When Harvey Elliott suffered a catastrophic ankle injury against Leeds United in September, he was appearing in just his fourth match of the season. While four matches is an incredibly small sample size, the promise, talent, and maturity he showed over the 250 minutes he played had everyone who watched him in awe.
In his brief introduction to playing in the Premier League for a title contender, he wasn’t just holding his own, but standing out as a key player, and his potential looked limitless. That’s what made the injury so heartbreaking. It was very quickly apparent that the player many of us had already come to adore was going to be on the shelf for a long time.
Fortunately, the updates on Elliott’s status as he works on regaining his fitness have all been quite positive thus far, and manager Jürgen Klopp gave another update in his press conference today ahead of Liverpool’s Saturday meeting with Southampton.
“I saw him running this morning,” Klopp told the assembled media. “He has a foot injury and there are rusty mornings when you get up and it does feel rusty, but he is running outside now with full body weight on it, that is a good sign.”
Another good sign is that Elliott has handled his injury layoff well from a mental perspective. It can be quite difficult to deal with the mental aspects of being sidelined for months at a time, and this can create problems for even world-class athletes. Fortunately, Elliott’s maturity and support system have helped keep his spirits up.
“When he will be back I have no idea,” admitted Klopp. “From a mental point of view, Harvey is rather an old soul, I would say he is very mature for a young age. He is completely fine with the situation, he has accepted it, he deals with it.
“Everybody around tries to help him. I think I must try and cheer him up some days, but it is rarely needed because he has a brilliant family at home and is a rather positive fella.”
The German manager also made a point to stress that what matters most is making sure the 18-year-old recovers fully before returning to the pitch.
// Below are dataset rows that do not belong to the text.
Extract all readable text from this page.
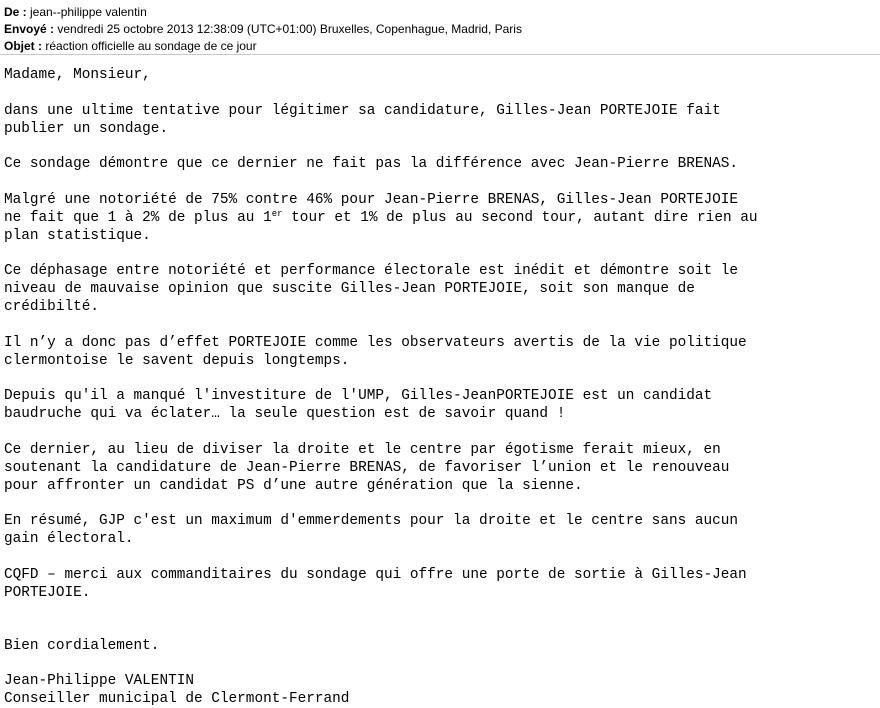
De : jean--philippe valentin
Envoyé : vendredi 25 octobre 2013 12:38:09 (UTC+01:00) Bruxelles, Copenhague, Madrid, Paris
Objet : réaction officielle au sondage de ce jour

Madame, Monsieur,

dans une ultime tentative pour légitimer sa candidature, Gilles-Jean PORTEJOIE fait
publier un sondage.

Ce sondage démontre que ce dernier ne fait pas la différence avec Jean-Pierre BRENAS.

Malgré une notoriété de 75% contre 46% pour Jean-Pierre BRENAS, Gilles-Jean PORTEJOIE
ne fait que 1 à 2% de plus au 1er tour et 1% de plus au second tour, autant dire rien au
plan statistique.

Ce déphasage entre notoriété et performance électorale est inédit et démontre soit le
niveau de mauvaise opinion que suscite Gilles-Jean PORTEJOIE, soit son manque de
crédibilté.

Il n’y a donc pas d’effet PORTEJOIE comme les observateurs avertis de la vie politique
clermontoise le savent depuis longtemps.

Depuis qu'il a manqué l'investiture de l'UMP, Gilles-JeanPORTEJOIE est un candidat
baudruche qui va éclater… la seule question est de savoir quand !

Ce dernier, au lieu de diviser la droite et le centre par égotisme ferait mieux, en
soutenant la candidature de Jean-Pierre BRENAS, de favoriser l’union et le renouveau
pour affronter un candidat PS d’une autre génération que la sienne.

En résumé, GJP c'est un maximum d'emmerdements pour la droite et le centre sans aucun
gain électoral.

CQFD – merci aux commanditaires du sondage qui offre une porte de sortie à Gilles-Jean
PORTEJOIE.

Bien cordialement.

Jean-Philippe VALENTIN

Conseiller municipal de Clermont-Ferrand
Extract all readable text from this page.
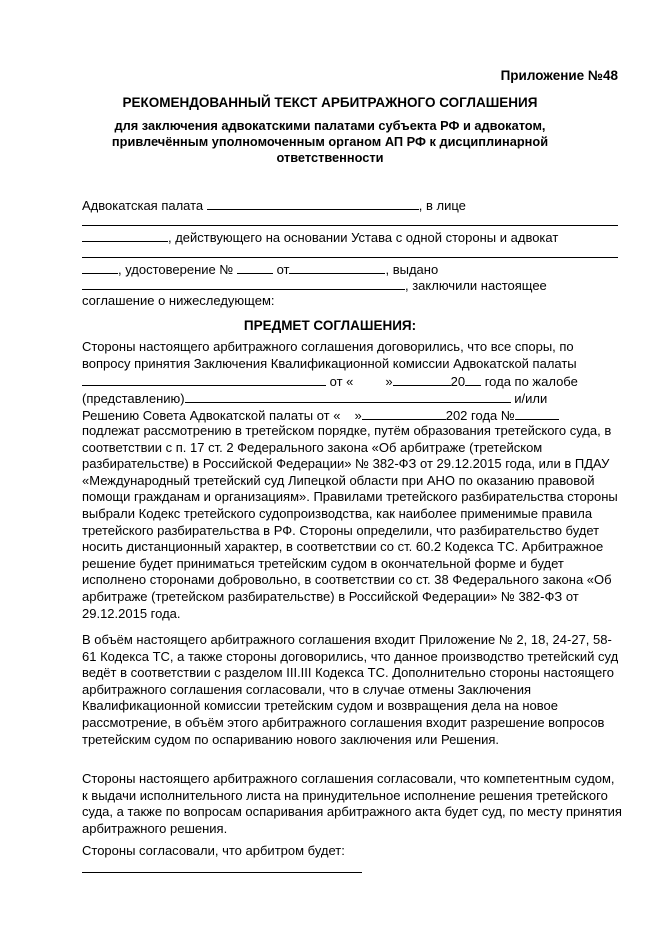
Приложение №48
РЕКОМЕНДОВАННЫЙ ТЕКСТ АРБИТРАЖНОГО СОГЛАШЕНИЯ
для заключения адвокатскими палатами субъекта РФ и адвокатом, привлечённым уполномоченным органом АП РФ к дисциплинарной ответственности
Адвокатская палата	, в лице
, действующего на основании Устава с одной стороны и адвокат
, удостоверение №	от	, выдано
, заключили настоящее
соглашение о нижеследующем:
ПРЕДМЕТ СОГЛАШЕНИЯ:
Стороны настоящего арбитражного соглашения договорились, что все споры, по
вопросу принятия Заключения Квалификационной комиссии Адвокатской палаты
от « »	20 года по жалобе
(представлению)	и/или
Решению Совета Адвокатской палаты от « »	202 года №
подлежат рассмотрению в третейском порядке, путём образования третейского суда, в соответствии с п. 17 ст. 2 Федерального закона «Об арбитраже (третейском разбирательстве) в Российской Федерации» № 382-ФЗ от 29.12.2015 года, или в ПДАУ «Международный третейский суд Липецкой области при АНО по оказанию правовой помощи гражданам и организациям». Правилами третейского разбирательства стороны выбрали Кодекс третейского судопроизводства, как наиболее применимые правила третейского разбирательства в РФ. Стороны определили, что разбирательство будет носить дистанционный характер, в соответствии со ст. 60.2 Кодекса ТС. Арбитражное решение будет приниматься третейским судом в окончательной форме и будет исполнено сторонами добровольно, в соответствии со ст. 38 Федерального закона «Об арбитраже (третейском разбирательстве) в Российской Федерации» № 382-ФЗ от 29.12.2015 года.
В объём настоящего арбитражного соглашения входит Приложение № 2, 18, 24-27, 58-61 Кодекса ТС, а также стороны договорились, что данное производство третейский суд ведёт в соответствии с разделом III.III Кодекса ТС. Дополнительно стороны настоящего арбитражного соглашения согласовали, что в случае отмены Заключения Квалификационной комиссии третейским судом и возвращения дела на новое рассмотрение, в объём этого арбитражного соглашения входит разрешение вопросов третейским судом по оспариванию нового заключения или Решения.
Стороны настоящего арбитражного соглашения согласовали, что компетентным судом, к выдачи исполнительного листа на принудительное исполнение решения третейского суда, а также по вопросам оспаривания арбитражного акта будет суд, по месту принятия арбитражного решения.
Стороны согласовали, что арбитром будет:
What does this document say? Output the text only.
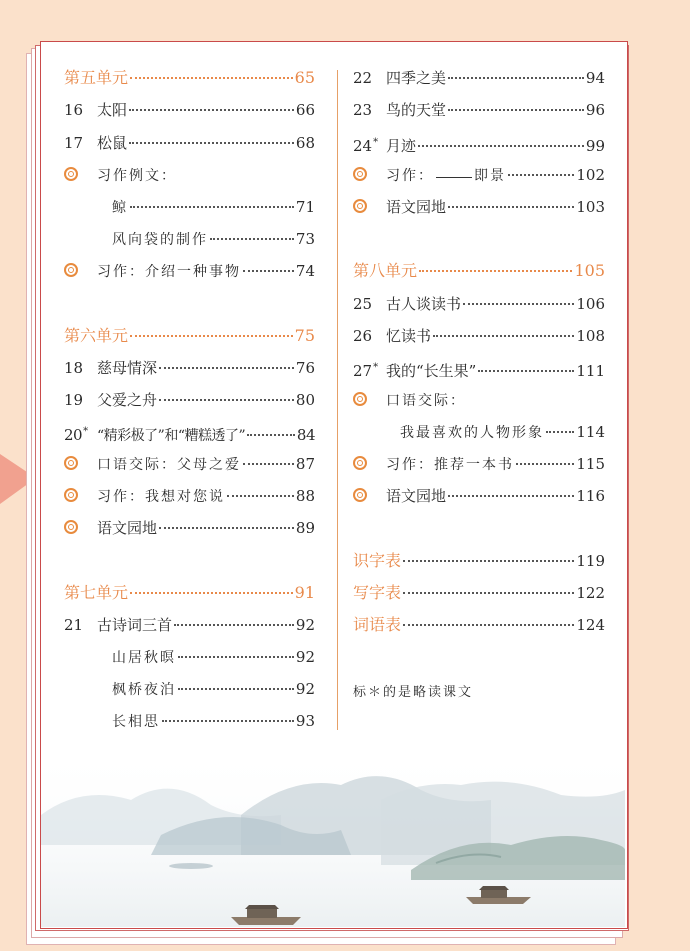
第五单元	65
16 太阳	66
17 松鼠	68
习作例文：
鲸	71
风向袋的制作	73
习作：介绍一种事物	74
第六单元	75
18 慈母情深	76
19 父爱之舟	80
20* “精彩极了”和“糟糕透了”	84
口语交际：父母之爱	87
习作：我想对您说	88
语文园地	89
第七单元	91
21 古诗词三首	92
山居秋暝	92
枫桥夜泊	92
长相思	93
22 四季之美	94
23 鸟的天堂	96
24* 月迹	99
习作：	即景	102
语文园地	103
第八单元	105
25 古人谈读书	106
26 忆读书	108
27* 我的“长生果”	111
口语交际：
我最喜欢的人物形象 114
习作：推荐一本书	115
语文园地	116
识字表	119
写字表	122
词语表	124
标＊的是略读课文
A young, talented prospect is not a player you rush back from injury, so every effort is being made to ensure he is truly ready before his name appears on the teamsheet.
“And yes we all hope from a physical point of view a young age helps him to recover quickly but quickly is not so important. Fully is the main thing. At the moment, and I hope I don’t eat my words, but I cannot see a scenario where we would think about rushing him back.
“He is our long-term prospect and each day we can get him back earlier is great, but we will not rush that.”